LEYDEN, JOHN (1775-1811), British orientalist and man of letters, was born on the 8th of September 1775 at Denholm on the Teviot, not far from Hawick. Leyden’s father was a shepherd, but contrived to send his son to Edinburgh University to study for the ministry. Leyden was a diligent but somewhat miscellaneous student, reading everything apparently, except theology, for which he seems to have had no taste. Though he completed his divinity course, and in 1798 received licence to preach from the presbytery of St Andrews, it soon became clear that the pulpit was not his vocation. In 1794 Leyden had formed the acquaintance of Dr Robert Anderson, editor of The British Poets, and of The Literary Magazine. It was Anderson who introduced him to Dr Alexander Murray, and Murray, probably, who led him to the study of Eastern languages. They became warm friends and generous rivals, though Leyden excelled, perhaps, in the rapid acquisition of new tongues and acquaintance with their literature, while Murray was the more scientific philologist. Through Anderson also he came to know Richard Heber, by whom he was brought under the notice of Sir Walter Scott, who was then collecting materials for his Minstrelsy of the Scottish Border. Leyden was admirably fitted for helping in this kind of work, for he was a borderer himself, and an enthusiastic lover of old ballads and folk-lore. Scott tells how, on one occasion, Leyden walked 40 m. to get the last two verses of a ballad, and returned at midnight, singing it all the way with his loud, harsh voice, to the wonder and consternation of the poet and his household.

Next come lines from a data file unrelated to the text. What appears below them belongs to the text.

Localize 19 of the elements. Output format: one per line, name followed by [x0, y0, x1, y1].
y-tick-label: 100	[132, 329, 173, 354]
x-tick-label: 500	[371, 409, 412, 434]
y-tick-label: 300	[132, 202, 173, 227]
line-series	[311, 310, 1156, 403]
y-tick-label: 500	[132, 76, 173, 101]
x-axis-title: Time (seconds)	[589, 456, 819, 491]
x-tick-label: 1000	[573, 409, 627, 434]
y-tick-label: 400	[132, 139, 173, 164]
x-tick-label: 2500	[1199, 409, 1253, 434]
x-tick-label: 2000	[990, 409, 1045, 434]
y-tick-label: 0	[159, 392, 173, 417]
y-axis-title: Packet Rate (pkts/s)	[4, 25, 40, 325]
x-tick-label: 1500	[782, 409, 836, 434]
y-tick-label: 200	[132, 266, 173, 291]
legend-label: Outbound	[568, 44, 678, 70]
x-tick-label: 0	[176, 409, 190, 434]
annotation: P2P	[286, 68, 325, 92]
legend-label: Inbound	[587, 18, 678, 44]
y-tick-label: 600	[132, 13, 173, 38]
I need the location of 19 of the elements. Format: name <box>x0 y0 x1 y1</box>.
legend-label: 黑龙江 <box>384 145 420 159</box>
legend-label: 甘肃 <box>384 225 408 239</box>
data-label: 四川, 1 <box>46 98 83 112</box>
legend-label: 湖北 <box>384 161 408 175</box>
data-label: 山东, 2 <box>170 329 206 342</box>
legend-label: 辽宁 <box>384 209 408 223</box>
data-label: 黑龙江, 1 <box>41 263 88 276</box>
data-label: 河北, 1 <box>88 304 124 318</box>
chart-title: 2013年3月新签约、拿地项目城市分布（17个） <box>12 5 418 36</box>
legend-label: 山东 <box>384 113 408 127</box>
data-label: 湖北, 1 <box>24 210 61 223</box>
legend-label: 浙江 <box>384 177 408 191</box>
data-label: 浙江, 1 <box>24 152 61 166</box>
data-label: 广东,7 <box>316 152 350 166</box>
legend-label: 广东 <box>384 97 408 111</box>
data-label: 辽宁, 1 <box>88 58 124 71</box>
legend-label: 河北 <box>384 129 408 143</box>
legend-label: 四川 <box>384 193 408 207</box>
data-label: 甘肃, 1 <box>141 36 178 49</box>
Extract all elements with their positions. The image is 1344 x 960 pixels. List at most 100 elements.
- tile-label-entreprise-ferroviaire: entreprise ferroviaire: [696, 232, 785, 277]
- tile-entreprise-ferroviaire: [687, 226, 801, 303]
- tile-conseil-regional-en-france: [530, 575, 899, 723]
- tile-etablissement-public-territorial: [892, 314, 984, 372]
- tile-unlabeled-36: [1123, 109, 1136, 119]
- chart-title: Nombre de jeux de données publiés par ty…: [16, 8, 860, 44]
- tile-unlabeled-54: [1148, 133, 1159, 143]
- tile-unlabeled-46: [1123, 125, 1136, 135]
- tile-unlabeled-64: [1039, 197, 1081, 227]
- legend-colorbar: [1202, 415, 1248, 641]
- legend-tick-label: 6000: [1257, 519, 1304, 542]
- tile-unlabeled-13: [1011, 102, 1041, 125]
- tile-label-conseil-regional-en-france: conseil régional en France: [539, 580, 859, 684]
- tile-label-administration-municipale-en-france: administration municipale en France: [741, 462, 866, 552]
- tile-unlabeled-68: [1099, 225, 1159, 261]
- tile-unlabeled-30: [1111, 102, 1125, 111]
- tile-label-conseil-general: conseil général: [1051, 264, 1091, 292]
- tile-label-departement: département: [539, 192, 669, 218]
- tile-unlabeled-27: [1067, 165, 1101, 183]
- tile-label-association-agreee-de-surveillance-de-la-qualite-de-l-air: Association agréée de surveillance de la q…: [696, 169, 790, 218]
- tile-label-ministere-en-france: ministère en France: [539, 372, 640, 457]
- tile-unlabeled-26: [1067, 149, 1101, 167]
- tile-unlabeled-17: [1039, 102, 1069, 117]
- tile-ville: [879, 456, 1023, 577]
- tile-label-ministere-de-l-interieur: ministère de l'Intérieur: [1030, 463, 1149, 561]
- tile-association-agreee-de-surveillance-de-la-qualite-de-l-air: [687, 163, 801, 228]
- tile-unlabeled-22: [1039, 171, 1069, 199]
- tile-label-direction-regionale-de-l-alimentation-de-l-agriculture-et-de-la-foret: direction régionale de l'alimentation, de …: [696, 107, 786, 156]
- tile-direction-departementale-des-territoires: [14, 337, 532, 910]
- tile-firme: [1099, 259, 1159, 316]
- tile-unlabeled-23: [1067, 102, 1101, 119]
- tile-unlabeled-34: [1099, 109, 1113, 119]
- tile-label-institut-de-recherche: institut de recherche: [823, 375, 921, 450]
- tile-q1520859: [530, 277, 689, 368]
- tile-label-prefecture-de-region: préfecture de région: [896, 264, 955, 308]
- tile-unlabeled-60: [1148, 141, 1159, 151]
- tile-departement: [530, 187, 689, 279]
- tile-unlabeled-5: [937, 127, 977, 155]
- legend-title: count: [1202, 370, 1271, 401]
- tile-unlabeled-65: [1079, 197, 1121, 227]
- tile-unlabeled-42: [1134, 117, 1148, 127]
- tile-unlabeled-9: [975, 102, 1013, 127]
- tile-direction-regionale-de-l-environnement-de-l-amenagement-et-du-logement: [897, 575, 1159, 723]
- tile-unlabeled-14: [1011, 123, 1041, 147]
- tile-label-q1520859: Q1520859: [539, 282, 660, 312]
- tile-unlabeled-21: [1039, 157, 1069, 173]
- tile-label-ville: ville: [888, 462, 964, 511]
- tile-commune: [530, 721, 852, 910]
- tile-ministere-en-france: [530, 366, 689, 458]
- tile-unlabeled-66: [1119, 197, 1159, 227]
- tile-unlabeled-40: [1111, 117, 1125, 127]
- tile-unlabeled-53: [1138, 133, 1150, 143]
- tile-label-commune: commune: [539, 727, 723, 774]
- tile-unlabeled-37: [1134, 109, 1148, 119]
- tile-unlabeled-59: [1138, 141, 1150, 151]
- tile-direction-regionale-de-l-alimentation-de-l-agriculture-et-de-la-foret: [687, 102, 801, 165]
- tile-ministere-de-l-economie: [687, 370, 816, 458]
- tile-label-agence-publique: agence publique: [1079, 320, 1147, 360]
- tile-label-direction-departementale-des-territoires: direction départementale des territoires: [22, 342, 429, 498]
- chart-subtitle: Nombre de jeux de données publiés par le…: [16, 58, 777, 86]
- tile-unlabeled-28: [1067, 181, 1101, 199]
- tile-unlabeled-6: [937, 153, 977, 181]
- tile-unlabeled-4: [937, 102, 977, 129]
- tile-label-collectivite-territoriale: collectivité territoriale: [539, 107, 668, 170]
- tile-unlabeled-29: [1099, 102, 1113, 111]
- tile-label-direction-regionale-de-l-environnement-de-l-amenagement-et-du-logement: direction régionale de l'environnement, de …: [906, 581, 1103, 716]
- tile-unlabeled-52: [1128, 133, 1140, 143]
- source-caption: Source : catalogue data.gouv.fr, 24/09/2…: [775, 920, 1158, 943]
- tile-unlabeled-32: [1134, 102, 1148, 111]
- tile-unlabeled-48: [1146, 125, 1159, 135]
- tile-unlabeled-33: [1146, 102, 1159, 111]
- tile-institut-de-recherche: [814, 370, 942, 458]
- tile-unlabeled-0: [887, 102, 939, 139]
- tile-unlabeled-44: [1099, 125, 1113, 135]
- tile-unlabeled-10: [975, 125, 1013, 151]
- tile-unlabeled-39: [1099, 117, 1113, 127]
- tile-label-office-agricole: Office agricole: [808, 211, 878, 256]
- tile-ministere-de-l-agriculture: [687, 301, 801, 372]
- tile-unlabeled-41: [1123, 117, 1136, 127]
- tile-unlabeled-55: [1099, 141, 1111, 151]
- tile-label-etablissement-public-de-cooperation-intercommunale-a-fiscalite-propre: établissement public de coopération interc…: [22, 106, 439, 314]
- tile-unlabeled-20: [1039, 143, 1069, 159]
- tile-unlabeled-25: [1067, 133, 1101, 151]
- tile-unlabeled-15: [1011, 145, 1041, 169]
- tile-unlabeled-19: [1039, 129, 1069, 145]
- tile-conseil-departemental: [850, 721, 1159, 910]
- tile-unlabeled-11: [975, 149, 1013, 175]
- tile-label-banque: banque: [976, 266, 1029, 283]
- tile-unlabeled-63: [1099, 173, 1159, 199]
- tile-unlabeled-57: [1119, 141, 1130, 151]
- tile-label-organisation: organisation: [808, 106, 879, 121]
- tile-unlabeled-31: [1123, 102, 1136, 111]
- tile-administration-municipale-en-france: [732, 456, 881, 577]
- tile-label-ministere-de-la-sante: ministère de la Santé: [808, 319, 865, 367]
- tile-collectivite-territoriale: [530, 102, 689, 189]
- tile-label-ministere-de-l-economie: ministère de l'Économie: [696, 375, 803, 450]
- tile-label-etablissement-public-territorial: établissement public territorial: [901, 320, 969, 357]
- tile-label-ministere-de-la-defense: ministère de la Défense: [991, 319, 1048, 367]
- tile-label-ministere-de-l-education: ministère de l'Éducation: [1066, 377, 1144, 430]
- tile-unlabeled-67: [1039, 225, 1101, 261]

Leyden meanwhile compiled a work on the Discoveries and Settlements of Europeans in Northern and Western Africa, suggested by Mungo Park’s travels, edited The Complaint of Scotland, printed a volume of Scottish descriptive poems, and nearly finished his Scenes of Infancy, a diffuse poem based on border scenes and traditions. He also made some translations from Eastern poetry, Persian and Arabic. At last his friends got him an appointment in India on the medical staff, for which he qualified by a year’s hard work. In 1803 he sailed for Madras, and took his place in the general hospital there. He was promoted to be naturalist to the commissioners going to survey Mysore, and in 1807 his knowledge of the languages of India procured him an appointment as professor of Hindustani at Calcutta; this he soon after resigned for a judgeship, and that again to be a commissioner in the court of requests in 1809, a post which required a familiarity with several Eastern tongues. In 1811 he joined Lord Minto in the expedition to Java. Having entered a library which was said to contain many Eastern MSS., without having the place aired, he was seized with Batavian fever, and died, after three days’ illness, on the 28th of August 1811.